KoreanNet is a neural architecture for modeling the unique compositional orthography of the Korean language. It decomposes each character to extract underlying jamo letters (basic phonetic units) from which character represenations are composed. For example, the embedding for the character 갔
is a function of ㄱ
, ㅏ
, and ㅆ
. The decomposition can be performed deterministically and efficiently by simple Unicode manipulation: we use a robust implementation provided here.
This package plugs KoreanNet into the wonderful BiLSTM parser of Kiperwasser and Goldberg (2016). The jamo-based model achieves the high performance of character-based models while eschewing the need to store combinatorially many character types as lookup parameters. There is further improvement when jamos, characters, and words are used in conjunction. For details please refer to the paper.
The code has disabled data shuffling for reproducibility in experiments. To enable shuffling, uncomment random.shuffle(shuffledData)
in arc_hybrid.py. The Korean word embeddings were induced by running CCA on a Wikipedia dump and are available here.

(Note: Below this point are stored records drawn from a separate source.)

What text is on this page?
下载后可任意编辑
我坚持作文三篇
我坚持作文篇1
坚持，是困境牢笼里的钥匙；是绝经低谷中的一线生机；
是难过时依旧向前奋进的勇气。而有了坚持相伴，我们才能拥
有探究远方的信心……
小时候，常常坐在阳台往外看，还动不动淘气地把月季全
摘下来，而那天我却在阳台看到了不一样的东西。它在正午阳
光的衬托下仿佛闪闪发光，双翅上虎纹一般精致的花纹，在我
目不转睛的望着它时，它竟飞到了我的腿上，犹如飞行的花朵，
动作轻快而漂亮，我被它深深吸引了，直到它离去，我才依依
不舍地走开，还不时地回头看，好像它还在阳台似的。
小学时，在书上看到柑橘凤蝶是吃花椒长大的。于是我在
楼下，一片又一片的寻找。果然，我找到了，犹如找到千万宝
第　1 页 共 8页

python src/parser.py --dynet-seed 123456789 --dynet-mem 2000 --outdir ../scratch/word --train ../data/ko-universal-train.conll.shuffled --dev ../data/ko-universal-dev.conll --extrn ../data/emb100.ko --wembedding 100
python src/parser.py --dynet-seed 123456789 --dynet-mem 2000 --outdir ../scratch/char --train ../data/ko-universal-train.conll.shuffled --dev ../data/ko-universal-dev.conll --cembedding 100 --usechar --noword
python src/parser.py --dynet-seed 123456789 --dynet-mem 2000 --outdir ../scratch/jamo --train ../data/ko-universal-train.conll.shuffled --dev ../data/ko-universal-dev.conll --cembedding 100 --usejamo --noword
python src/parser.py --dynet-seed 123456789 --dynet-mem 3000 --outdir ../scratch/word-char-jamo --train ../data/ko-universal-train.conll.shuffled --dev ../data/ko-universal-dev.conll --extrn ../data/emb100.ko --wembedding 100 --cembedding 100 --usechar --usejamo
python src/parser.py --predict --outdir ../scratch/jamo --test ../data/ko-universal-test.conll --model ../scratch/jamo/model
If you want to just use the jamo decomposition for your task, the decompose
function in jamo.py is the one you are looking for.
A Sub-Character Architecture for Korean Language Processing.